Ashley had to leave for work, so Thomas picked up two of his school chums and the four of us drove North and by ferry across the mouth of the Shannon River (but not until, as promised earlier, I’d filled his gas tank, and paid for it with bills left over from my previous trip), and we were off along the West coast to Galway (second largest city in Ireland), experienced walking the downtown pedestrian streets and thrilling to the shops, the pubs, the Irish music that flowed from the pubs and then north into the rolling countryside which included a brief climb into the Burren – once glaciated miles of what seemed to be melted and hardened stone crossing the road to the ocean on one side and roiled into deep barren stone hills on the other above – so easy in which to get lost and, as Thomas put it, to die of thirst before being found.

Finally, as the day entered into early afternoon, we reached our destiny: the Cliffs of Moher – offering us a multi-faceted example of Ireland’s incredibly jagged coastline – as much an historical landmark as  a  geological wonder, now swarming with tourists. Again, camera in hand, I was shooting our group against the long craggy stretch of rock rising hundreds of feet above waves that pounded rhythmically at its base below.

On the return trip we stopped at Thomas’s favorite seafood restaurant high above the ocean to eat fish and clams until we were stuffed – topped of course (this was a drinking man’s country) with large mugs of Guinness dark, foamy brew.
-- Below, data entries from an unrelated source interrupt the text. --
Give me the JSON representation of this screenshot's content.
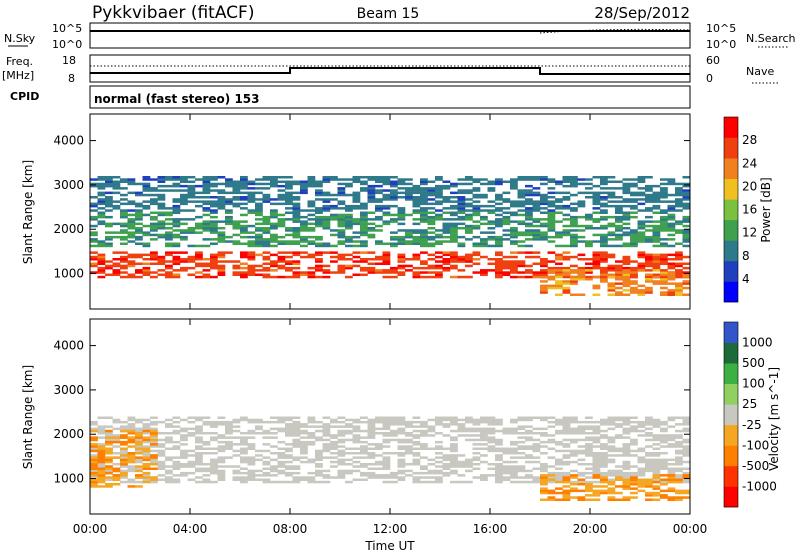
{
  "header": {
    "station": "Pykkvibaer (fitACF)",
    "beam": "Beam 15",
    "date": "28/Sep/2012"
  },
  "noise_panel": {
    "left_label": "N.Sky",
    "right_label": "N.Search",
    "ticks_left": [
      "10^5",
      "10^0"
    ],
    "ticks_right": [
      "10^5",
      "10^0"
    ]
  },
  "freq_panel": {
    "left_label_1": "Freq.",
    "left_label_2": "[MHz]",
    "right_label": "Nave",
    "ticks_left": [
      "18",
      "8"
    ],
    "ticks_right": [
      "60",
      "0"
    ]
  },
  "cpid_panel": {
    "left_label": "CPID",
    "text": "normal (fast stereo) 153"
  },
  "colors": {
    "power": [
      "#0000ff",
      "#1f3fbf",
      "#2f7a8a",
      "#3fa050",
      "#7cc040",
      "#f0c020",
      "#f08020",
      "#f04010",
      "#ff0000"
    ],
    "velocity": [
      "#3355cc",
      "#1e6a3a",
      "#3cb043",
      "#8fd060",
      "#c8c8c0",
      "#f5a623",
      "#ff7f00",
      "#ff3300",
      "#ff0000"
    ]
  },
  "chart_data": [
    {
      "type": "heatmap",
      "name": "power",
      "title": "",
      "xlabel": "",
      "ylabel": "Slant Range [km]",
      "xlim": [
        0,
        24
      ],
      "ylim": [
        200,
        4600
      ],
      "x_ticks": [
        "00:00",
        "04:00",
        "08:00",
        "12:00",
        "16:00",
        "20:00",
        "00:00"
      ],
      "y_ticks": [
        "1000",
        "2000",
        "3000",
        "4000"
      ],
      "colorbar_label": "Power [dB]",
      "colorbar_ticks": [
        "4",
        "8",
        "12",
        "16",
        "20",
        "24",
        "28"
      ],
      "colorbar_range": [
        0,
        32
      ],
      "features": [
        {
          "feature": "main echo band",
          "x_range": [
            0,
            24
          ],
          "range_km": [
            900,
            1500
          ],
          "power_db": [
            20,
            30
          ]
        },
        {
          "feature": "upper band",
          "x_range": [
            0,
            24
          ],
          "range_km": [
            1600,
            2400
          ],
          "power_db": [
            4,
            14
          ]
        },
        {
          "feature": "sporadic high-range echoes",
          "x_range": [
            0,
            24
          ],
          "range_km": [
            2400,
            3200
          ],
          "power_db": [
            4,
            10
          ]
        },
        {
          "feature": "late near-range band",
          "x_range": [
            18,
            24
          ],
          "range_km": [
            500,
            1100
          ],
          "power_db": [
            14,
            26
          ]
        }
      ]
    },
    {
      "type": "heatmap",
      "name": "velocity",
      "title": "",
      "xlabel": "Time UT",
      "ylabel": "Slant Range [km]",
      "xlim": [
        0,
        24
      ],
      "ylim": [
        200,
        4600
      ],
      "x_ticks": [
        "00:00",
        "04:00",
        "08:00",
        "12:00",
        "16:00",
        "20:00",
        "00:00"
      ],
      "y_ticks": [
        "1000",
        "2000",
        "3000",
        "4000"
      ],
      "colorbar_label": "Velocity [m s^-1]",
      "colorbar_ticks": [
        "1000",
        "500",
        "100",
        "25",
        "-25",
        "-100",
        "-500",
        "-1000"
      ],
      "features": [
        {
          "feature": "ground scatter",
          "x_range": [
            0,
            24
          ],
          "range_km": [
            900,
            2400
          ],
          "velocity_ms": [
            -25,
            25
          ]
        },
        {
          "feature": "receding early echoes",
          "x_range": [
            0,
            2.5
          ],
          "range_km": [
            800,
            2100
          ],
          "velocity_ms": [
            -100,
            -500
          ]
        },
        {
          "feature": "late receding band",
          "x_range": [
            18,
            24
          ],
          "range_km": [
            500,
            1100
          ],
          "velocity_ms": [
            -100,
            -500
          ]
        }
      ]
    }
  ]
}
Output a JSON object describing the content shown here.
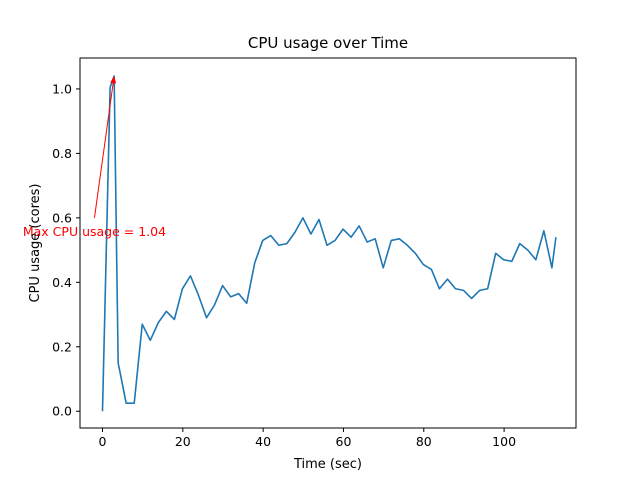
{
  "chart_data": {
    "type": "line",
    "title": "CPU usage over Time",
    "xlabel": "Time (sec)",
    "ylabel": "CPU usage (cores)",
    "xlim": [
      -5.6,
      117.9
    ],
    "ylim": [
      -0.052,
      1.096
    ],
    "xticks": [
      0,
      20,
      40,
      60,
      80,
      100
    ],
    "yticks": [
      0.0,
      0.2,
      0.4,
      0.6,
      0.8,
      1.0
    ],
    "grid": false,
    "line_color": "#1f77b4",
    "series": [
      {
        "x": [
          0,
          1.9,
          2.9,
          3.9,
          5.9,
          7.9,
          9.9,
          11.9,
          13.9,
          15.9,
          17.9,
          19.9,
          21.9,
          23.9,
          25.9,
          27.9,
          29.9,
          31.9,
          33.9,
          35.9,
          37.9,
          39.9,
          41.9,
          43.9,
          45.9,
          47.9,
          49.9,
          51.9,
          53.9,
          55.9,
          57.9,
          59.9,
          61.9,
          63.9,
          65.9,
          67.9,
          69.9,
          71.9,
          73.9,
          75.9,
          77.9,
          79.9,
          81.9,
          83.9,
          85.9,
          87.9,
          89.9,
          91.9,
          93.9,
          95.9,
          97.9,
          99.9,
          101.9,
          103.9,
          105.9,
          107.9,
          109.9,
          111.9,
          112.9
        ],
        "y": [
          0.0,
          1.005,
          1.04,
          0.15,
          0.025,
          0.025,
          0.27,
          0.22,
          0.275,
          0.31,
          0.285,
          0.38,
          0.42,
          0.36,
          0.29,
          0.33,
          0.39,
          0.355,
          0.365,
          0.335,
          0.46,
          0.53,
          0.545,
          0.515,
          0.52,
          0.555,
          0.6,
          0.55,
          0.595,
          0.515,
          0.53,
          0.565,
          0.54,
          0.575,
          0.525,
          0.535,
          0.445,
          0.53,
          0.535,
          0.515,
          0.49,
          0.455,
          0.44,
          0.38,
          0.41,
          0.38,
          0.375,
          0.35,
          0.375,
          0.38,
          0.49,
          0.47,
          0.465,
          0.52,
          0.5,
          0.47,
          0.56,
          0.445,
          0.54
        ]
      }
    ],
    "annotation": {
      "text": "Max CPU usage = 1.04",
      "color": "#ff0000",
      "point": [
        2.9,
        1.04
      ],
      "text_at": [
        -2.0,
        0.6
      ]
    }
  }
}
Only Thomas refused to drink; he was, according to Irish law, the required abstinent driver.

At the family’s insistence, I remained with them for the weekend, filling the daylight hours with drives around the open country below Limerick, exploring ancient stone skeletons of churches, artifacts which rose above the peat like mysterious relics of the past, through small villages where the thatched roofs were ubiquitous.

Finally, on my last last day, after Sunday Mass, a tour up the narrow roads into the northern part of the country near the still present English territory at its tip – again, rolling hills, covered with relatively new forest growths “The Brits cut down all our trees to build ships,” Thomas explained in rueful voice. “But we fought and won our freedom, Irish from town to town; statuary in every village, representing evert historical place where we beat the bloody jiggers out of them.”

And then a final feast of roasted vegetables and country ham at the McBride’s home – more Guinness stout, a final night on a soft straw-filled mattress, and I was ferreted back over the Atlantic in a final farewell to a country with which I’d fallen desperately in love and to which I’d be connected time and again by scrawled letters from Thomas. He graduated from Limerick University, married Ashley and settled into a contented life, teaching at the university. Eventually, the correspondents faded. But the memory – and photographs – live on.